In Partnership with The 74

Filiberto Gonzalez: a fundraiser for social justice and now himself

Vanessa Romo | January 16, 2015



Filberto GonzalezThis is the first in a series of profiles on candidates running in the March 3 primary for the LA Unified school board. Today’s focus is Filiberto Gonzalez, a candidate for the District 3 seat.

Filiberto Gonzalez has been raising money for social justice causes since he was a teenager. Now, the cause is himself.

Gonzalez, 40 and a father of three, is one of five candidates challenging Tamar Galatzan to represent LA Unified’s District 3, which covers most of the north valley.

Recounting the influences on his life, he harkens back to his high school years in Salinas, Calif. on the day Cesar Chavez died.

“The United Farm Workers union headquarters was right next door to my elementary school, and my friends and I went over there to offer our condolences,” he told LA School Report.

He paints a vivid picture: The three nervous boys were summoned from the lobby to the union’s board room, “all the the way in the back,” where several members sat around a worn out wooden table. One was labor leader and civil rights activist Dolores Huerta. “She said, ‘Thank you but we need your help. Go to the local businesses and ask them to donate for the funeral, and bring it back as soon as you can.’ ”

Over the next few days, Gonzalez says, he and his friends raised several hundred dollars.

“That was a seminal moment in my young adulthood,” he said.

It launched a career as an organizer and professional fundraiser. It also made him sympathetic to the plight of teachers, who, he argues, are overworked and under appreciated. “They’re the cornerstone on which the district is built,” he said.

As part of his platform, he is proposing a plan to boost starting teacher salaries to $65,000 a year, climbing to $100,000 for educators with seven or more years experience.

He also believes the district’s teacher evaluation system and “teacher jail” are desperately in need of reform. “The adjudication process [for teachers accused of wrong-doing] should get the funding that it needs to work in swift order,” he said.

The teachers union, UTLA, has not endorsed any candidates in the 2015 elections for the three contested board seats — Districts 3, 5 and 7 — and Gonzalez says he has yet to meet with the union’s interview committee. But UTLA typically endorses challengers who are rank and file members, which Gonzalez is not. Still, he says he’s hopeful to gain the union’s support.

As founder of SoCal Impact Consulting, a Woodland Hills-based consulting firm, Gonzalez has skills in nonprofit fundraising, grant writing and community outreach, which he is relying upon to defeat Galatzan, a charter school champion whose campaign will likely be backed by national and statewide education reform organizations.

“I do have some powers of persuasion,” he said, laughing, then adding that while he may not be getting the big ed reform bucks, his politics are such that he is getting small, personal donations “from people across the political education spectrum.”

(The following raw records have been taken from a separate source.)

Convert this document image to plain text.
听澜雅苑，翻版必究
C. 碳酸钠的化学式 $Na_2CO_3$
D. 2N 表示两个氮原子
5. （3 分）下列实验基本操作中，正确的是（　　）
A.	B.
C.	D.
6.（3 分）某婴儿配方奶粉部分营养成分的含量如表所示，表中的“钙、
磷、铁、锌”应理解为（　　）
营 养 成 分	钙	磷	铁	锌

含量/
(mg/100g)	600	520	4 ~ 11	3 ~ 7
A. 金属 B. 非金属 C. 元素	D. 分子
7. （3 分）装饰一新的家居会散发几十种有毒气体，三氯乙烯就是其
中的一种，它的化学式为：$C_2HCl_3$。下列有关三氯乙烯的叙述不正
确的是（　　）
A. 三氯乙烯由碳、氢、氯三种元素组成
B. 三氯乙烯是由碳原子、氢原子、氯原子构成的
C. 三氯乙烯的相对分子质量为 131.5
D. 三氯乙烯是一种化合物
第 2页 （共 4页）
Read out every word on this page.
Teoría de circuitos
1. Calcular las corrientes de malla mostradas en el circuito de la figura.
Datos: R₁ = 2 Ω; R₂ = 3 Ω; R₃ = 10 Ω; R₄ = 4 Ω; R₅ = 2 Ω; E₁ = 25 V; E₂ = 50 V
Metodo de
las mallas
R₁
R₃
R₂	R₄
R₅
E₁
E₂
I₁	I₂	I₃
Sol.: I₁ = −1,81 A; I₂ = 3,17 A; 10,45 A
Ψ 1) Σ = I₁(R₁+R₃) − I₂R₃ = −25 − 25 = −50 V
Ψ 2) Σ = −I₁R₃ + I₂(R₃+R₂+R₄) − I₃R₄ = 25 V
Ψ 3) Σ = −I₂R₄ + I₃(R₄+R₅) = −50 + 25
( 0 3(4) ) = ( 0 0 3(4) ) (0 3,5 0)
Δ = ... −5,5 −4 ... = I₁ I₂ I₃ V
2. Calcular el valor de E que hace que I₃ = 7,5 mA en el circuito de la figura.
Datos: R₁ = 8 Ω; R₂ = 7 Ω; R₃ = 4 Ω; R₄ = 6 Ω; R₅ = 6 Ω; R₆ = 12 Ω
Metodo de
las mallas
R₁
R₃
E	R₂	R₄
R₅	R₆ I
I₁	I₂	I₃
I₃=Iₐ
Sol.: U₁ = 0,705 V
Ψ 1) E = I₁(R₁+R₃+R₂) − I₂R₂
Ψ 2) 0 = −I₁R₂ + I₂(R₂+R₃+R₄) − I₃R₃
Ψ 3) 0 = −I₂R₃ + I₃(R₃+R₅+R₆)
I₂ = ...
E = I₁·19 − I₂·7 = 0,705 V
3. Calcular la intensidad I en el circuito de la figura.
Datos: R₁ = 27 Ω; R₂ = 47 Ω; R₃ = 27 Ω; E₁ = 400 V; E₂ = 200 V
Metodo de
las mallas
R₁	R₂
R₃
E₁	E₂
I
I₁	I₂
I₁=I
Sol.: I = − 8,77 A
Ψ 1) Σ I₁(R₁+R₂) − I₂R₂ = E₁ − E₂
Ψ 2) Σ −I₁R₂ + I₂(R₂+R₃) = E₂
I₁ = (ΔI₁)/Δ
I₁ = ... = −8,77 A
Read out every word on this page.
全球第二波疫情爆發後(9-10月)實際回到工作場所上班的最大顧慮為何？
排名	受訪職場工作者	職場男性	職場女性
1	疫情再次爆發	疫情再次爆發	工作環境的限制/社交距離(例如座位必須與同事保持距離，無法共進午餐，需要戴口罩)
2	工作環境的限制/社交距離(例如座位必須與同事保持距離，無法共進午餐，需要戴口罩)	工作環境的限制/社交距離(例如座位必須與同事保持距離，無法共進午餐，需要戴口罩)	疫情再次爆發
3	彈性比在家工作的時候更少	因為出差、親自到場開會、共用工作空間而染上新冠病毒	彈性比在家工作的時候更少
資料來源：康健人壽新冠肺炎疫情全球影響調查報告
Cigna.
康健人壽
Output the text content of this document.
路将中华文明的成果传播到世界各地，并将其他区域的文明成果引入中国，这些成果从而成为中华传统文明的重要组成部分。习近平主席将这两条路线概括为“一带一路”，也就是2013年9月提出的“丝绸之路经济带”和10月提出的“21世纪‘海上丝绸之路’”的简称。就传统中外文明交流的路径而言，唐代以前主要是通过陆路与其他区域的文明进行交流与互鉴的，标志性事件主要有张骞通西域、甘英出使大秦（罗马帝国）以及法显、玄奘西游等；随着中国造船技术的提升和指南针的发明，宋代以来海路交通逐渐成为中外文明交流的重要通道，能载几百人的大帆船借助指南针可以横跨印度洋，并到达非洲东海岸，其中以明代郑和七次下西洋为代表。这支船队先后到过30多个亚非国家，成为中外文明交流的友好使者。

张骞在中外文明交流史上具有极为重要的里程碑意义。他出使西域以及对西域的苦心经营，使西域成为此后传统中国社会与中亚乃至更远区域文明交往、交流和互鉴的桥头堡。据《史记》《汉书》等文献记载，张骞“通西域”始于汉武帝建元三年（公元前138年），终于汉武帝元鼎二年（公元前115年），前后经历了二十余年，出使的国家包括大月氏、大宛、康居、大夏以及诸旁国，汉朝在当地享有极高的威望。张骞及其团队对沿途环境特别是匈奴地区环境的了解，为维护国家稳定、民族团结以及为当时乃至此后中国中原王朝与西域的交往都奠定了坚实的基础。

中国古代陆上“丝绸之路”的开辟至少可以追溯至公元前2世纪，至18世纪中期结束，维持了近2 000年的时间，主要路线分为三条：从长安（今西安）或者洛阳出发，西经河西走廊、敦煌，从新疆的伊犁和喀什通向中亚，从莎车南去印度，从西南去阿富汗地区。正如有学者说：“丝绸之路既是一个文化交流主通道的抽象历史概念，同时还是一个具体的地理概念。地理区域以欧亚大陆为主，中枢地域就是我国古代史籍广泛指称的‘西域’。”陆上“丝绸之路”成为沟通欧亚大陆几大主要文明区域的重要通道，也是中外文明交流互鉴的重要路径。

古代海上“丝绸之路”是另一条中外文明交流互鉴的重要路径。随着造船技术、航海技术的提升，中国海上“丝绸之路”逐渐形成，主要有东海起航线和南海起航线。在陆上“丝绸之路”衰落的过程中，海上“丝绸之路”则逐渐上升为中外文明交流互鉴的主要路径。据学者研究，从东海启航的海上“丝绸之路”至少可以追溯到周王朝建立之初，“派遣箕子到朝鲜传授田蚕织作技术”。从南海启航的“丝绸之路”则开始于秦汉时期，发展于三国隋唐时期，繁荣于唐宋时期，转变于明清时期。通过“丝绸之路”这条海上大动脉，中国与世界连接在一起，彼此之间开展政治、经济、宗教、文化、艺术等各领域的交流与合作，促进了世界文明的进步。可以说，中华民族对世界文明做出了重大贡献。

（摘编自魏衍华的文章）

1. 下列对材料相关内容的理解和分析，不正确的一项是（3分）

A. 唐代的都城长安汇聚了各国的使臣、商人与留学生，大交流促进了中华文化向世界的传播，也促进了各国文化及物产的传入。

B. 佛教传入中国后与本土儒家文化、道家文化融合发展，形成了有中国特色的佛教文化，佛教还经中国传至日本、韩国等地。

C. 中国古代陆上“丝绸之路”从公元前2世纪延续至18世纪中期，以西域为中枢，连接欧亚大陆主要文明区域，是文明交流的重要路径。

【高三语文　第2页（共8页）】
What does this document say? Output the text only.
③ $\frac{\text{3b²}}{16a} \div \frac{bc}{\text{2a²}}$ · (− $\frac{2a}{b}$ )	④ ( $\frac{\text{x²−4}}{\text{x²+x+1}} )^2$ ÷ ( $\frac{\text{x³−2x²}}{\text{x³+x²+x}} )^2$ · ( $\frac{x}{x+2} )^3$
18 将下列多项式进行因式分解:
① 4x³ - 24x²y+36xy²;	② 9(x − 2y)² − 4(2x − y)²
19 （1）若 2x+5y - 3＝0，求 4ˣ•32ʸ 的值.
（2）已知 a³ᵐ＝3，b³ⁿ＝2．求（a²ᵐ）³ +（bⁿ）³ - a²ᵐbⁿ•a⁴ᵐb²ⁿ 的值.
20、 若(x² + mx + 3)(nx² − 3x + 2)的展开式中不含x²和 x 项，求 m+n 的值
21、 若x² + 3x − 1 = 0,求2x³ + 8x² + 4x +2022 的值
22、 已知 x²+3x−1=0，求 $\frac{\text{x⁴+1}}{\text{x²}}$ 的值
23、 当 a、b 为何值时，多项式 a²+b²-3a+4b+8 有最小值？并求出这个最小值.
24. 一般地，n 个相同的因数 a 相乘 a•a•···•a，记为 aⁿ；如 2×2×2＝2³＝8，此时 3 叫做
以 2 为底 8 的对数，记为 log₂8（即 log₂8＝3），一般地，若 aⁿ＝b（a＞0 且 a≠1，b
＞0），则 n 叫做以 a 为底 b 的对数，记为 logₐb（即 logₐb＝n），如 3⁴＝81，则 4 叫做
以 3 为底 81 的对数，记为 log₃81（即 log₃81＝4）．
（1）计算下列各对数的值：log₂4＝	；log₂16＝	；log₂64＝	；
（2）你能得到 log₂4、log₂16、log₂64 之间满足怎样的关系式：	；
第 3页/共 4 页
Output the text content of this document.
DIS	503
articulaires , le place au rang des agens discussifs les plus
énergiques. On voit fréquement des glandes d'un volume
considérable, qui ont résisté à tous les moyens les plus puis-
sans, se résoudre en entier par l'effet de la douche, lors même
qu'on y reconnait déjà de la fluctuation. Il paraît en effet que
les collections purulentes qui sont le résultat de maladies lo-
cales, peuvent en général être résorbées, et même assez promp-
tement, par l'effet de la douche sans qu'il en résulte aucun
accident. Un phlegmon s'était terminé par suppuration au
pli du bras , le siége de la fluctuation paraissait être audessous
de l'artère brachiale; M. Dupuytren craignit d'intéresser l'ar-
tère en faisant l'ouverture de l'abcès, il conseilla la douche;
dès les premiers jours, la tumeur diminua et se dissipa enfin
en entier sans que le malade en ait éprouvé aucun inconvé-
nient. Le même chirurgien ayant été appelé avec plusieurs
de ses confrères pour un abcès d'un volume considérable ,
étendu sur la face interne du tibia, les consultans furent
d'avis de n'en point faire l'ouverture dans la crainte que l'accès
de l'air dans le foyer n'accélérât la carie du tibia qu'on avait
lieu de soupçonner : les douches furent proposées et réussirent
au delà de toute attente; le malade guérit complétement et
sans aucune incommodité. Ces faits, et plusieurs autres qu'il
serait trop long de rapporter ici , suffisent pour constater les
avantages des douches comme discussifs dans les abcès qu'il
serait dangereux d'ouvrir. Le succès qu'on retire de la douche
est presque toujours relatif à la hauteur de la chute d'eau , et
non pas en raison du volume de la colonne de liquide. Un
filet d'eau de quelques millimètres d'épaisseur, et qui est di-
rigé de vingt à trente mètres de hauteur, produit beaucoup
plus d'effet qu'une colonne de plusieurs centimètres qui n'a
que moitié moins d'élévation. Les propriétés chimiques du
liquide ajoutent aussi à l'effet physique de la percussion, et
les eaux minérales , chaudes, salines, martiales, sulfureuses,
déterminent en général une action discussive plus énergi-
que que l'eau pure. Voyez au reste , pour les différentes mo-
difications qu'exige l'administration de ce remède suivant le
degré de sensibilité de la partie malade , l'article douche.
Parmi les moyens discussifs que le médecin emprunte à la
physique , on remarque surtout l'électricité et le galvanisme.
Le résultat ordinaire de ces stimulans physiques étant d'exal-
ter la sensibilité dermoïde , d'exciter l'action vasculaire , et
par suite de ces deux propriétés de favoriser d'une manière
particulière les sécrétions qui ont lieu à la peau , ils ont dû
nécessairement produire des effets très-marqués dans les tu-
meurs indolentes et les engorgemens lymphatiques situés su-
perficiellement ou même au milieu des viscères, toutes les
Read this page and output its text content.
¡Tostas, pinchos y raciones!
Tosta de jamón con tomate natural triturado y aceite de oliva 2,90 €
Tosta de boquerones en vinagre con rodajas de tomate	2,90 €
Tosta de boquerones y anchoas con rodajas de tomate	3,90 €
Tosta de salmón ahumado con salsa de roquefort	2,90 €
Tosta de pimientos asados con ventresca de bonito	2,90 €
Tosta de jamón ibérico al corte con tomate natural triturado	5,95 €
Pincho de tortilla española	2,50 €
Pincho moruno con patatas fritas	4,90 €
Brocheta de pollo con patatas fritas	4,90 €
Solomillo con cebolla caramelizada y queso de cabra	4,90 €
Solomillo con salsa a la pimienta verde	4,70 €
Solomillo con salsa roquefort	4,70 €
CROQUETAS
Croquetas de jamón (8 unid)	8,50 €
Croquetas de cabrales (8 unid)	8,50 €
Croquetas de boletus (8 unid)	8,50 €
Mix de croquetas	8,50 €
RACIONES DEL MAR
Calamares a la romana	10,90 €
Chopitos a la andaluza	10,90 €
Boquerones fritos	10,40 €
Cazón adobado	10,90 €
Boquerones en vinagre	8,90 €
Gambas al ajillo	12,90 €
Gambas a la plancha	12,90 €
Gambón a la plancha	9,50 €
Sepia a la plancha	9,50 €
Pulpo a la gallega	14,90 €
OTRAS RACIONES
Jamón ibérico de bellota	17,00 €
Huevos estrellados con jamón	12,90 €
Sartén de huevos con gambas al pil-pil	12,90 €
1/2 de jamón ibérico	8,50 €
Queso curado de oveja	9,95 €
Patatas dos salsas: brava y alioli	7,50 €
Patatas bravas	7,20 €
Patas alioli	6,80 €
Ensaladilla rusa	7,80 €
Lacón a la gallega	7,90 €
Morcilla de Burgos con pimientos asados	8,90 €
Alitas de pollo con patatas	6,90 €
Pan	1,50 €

Through the reporting period that ended on Dec. 31, he had raised $1,236, least among the five candidates who have reporting raising at least $1,000.

Despite his background and ties to various labor movements, Gonzalez says he is not anti-charter. While he is not happy about the proliferation and expansion of charter schools within the district, he says, “It’s short sighted to be critical of parents who have voted with their feet by taking their kids to charter schools.”

As a parent serving on the leadership council at his two daughters’ district elementary school, Gonzalez has watched as parents have checked out of the public school system.

“If they’ve made a move away from the school district it’s because they’re sick and tired” of failing schools, he said. And he doesn’t blame them.

Part of his platform includes an as yet to be revealed plan to reverse that trend. “It’s coming soon,” he said in an interview last week. “We can’t afford to sit by as we lose more students.” Indeed, LA Unified’s chief finance officer, Megan Reilly, told the board this week, the district has an annual attrition rate of 3 percent per year, and each 3 percent represents $100 million per year in lost funding.

“I mean, that’s just not sustainable,” he said.

Not surprising, he is intensely critical of Galatzan even though he voted for her in the last election. He is especially critical of her role in supporting the district’s iPad program, insisting, “She was a great supporter of the iPads even when it did not have support in our neighborhoods. It was wrong headed from the very beginning and yet she was the number one champion on that.”

Gonzalez also wants to take a leading role on child abuse reporting and transparency. He grows nearly apoplectic when talking about the Miramonte Elementary School scandal, which dragged on for more than two years and cost the district nearly $170 million in settlements  — the nation’s largest civil settlement in a school-related sexual abuse case.

“[Galatzan], the board and the general counsel did close to nothing for all these years during that child abuse scandal that consumed the school district for years now,” he said. “I plan to be a very active public advocate.”